Everything is DC 12V powered, FANS are stand 2 wire 40mm things (current thinking for correct noise and airflow), there is no AC power available
 

jpanhalt

Joined Jan 18, 2008
11,088
If everything is DC, just use a bridge rectifier (single, 4-pin module) that will ensure the fans always get the same polarity, regardless of the input polarity.
 

Thread Starter

Murrough

Joined Jul 7, 2019
3
If everything is DC, just use a bridge rectifier (single, 4-pin module) that will ensure the fans always get the same polarity, regardless of the input polarity.
Thank you, that's what I had, but someone told me I could not use a Bridge on a DC source, so that kinda threw me as I thought you could.
 

crutschow

Joined Mar 14, 2008
28,204
"Someone" doesn't know what they are talking about.
You could use a 4-diode bridge with Schottky rectifiers for about a 1V voltage drop to the motors.
The fans are connected across the bridge output.

If you think a 1V drop is too much, you could use a bridge consisting of two N-MOSFETs and two P-MOSFETs (below) for just a few tenths of a volt drop (depending upon the MOSFETs selected).
Note that, in this circuit, the MOSFETs conduct in their reverse direction when ON (same as the forward direction of the substrate diode), and block in the forward direction when OFF (since MOSFETs conduct equally well in either direction when ON).
The MOSFETs can be just about any that have a low enough on-resistance that the I²R losses in each MOSFET are less than a watt due to the fans' current (to avoid the need for a heatsink for the MOSFETs).
(The simulation glitch in the fan voltage and current below around 3V, V(F1,F2), is due to the MOSFETs turning off, with the current then being carried by the MOSFET substrate diodes below that voltage.)
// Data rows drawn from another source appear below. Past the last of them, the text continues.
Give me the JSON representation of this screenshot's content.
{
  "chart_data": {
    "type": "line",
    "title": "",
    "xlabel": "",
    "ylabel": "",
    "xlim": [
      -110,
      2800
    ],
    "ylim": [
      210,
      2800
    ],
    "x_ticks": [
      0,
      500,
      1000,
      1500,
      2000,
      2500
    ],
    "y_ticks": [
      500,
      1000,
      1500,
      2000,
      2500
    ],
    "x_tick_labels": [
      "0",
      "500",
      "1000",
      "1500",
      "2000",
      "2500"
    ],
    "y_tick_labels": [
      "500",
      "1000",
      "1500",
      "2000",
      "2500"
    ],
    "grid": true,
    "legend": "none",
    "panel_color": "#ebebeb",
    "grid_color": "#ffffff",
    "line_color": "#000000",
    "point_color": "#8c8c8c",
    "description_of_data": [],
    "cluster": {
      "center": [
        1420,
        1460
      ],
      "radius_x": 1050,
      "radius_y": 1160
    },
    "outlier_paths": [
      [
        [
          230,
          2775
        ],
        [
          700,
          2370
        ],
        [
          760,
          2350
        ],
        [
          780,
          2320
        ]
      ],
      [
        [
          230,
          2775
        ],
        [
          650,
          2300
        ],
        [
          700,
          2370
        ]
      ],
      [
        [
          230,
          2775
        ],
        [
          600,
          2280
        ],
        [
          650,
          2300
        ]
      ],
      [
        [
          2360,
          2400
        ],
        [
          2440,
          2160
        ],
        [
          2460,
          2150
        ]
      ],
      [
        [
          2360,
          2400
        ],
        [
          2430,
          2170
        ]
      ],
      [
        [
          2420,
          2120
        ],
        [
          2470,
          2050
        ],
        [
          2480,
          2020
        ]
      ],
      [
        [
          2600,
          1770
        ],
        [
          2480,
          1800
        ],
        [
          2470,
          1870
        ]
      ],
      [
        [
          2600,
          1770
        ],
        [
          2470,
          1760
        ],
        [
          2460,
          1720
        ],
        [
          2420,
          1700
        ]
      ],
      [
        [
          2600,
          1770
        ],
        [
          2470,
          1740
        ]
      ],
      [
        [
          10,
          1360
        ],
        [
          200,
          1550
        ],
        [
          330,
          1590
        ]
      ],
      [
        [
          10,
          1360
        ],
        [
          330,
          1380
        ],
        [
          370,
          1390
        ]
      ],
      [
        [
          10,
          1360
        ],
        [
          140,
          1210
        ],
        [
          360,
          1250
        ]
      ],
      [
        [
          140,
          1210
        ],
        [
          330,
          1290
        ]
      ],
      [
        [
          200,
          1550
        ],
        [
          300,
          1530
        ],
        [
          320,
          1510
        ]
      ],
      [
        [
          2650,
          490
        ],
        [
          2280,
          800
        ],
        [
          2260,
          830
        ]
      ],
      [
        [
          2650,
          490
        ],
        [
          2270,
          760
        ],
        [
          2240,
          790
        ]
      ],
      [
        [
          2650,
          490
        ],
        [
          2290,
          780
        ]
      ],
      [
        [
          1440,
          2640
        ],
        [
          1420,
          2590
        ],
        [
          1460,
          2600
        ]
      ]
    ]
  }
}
upload_2019-7-7_19-30-20.png
 
Last edited:

Techohead

Joined Nov 23, 2020
11
Hello,

I am designing a small heater / cooler unit that users a Peltier Thermoelectric (TEC) device (12V, 60W). I've used the 'standard approach' of two - relay (SPDT) connections with the load connected across the common on each. What I want to do also is switch on the fans (12V 1.5W) * 2 when I turn on the TEC either to heat or to cool (based on which way round the current flows). However, I require the fans to spin in the same direction irrespective of which way round this power is being delivered to the TEC. I have been trying to draw a circuit with diodes and things for a couple of hours and I'm either missing something, or it's more advanced than I thought it would be. Has anyone got any pointers please.

Cheers

Murrough
For better performance, I would suggest making up a bridge rectifier from Schottkey diodes rated at about 20V. They have about half the voltage drop of standard diodes. The best way would be to bring the fan wires out & connect them before the reversing relays.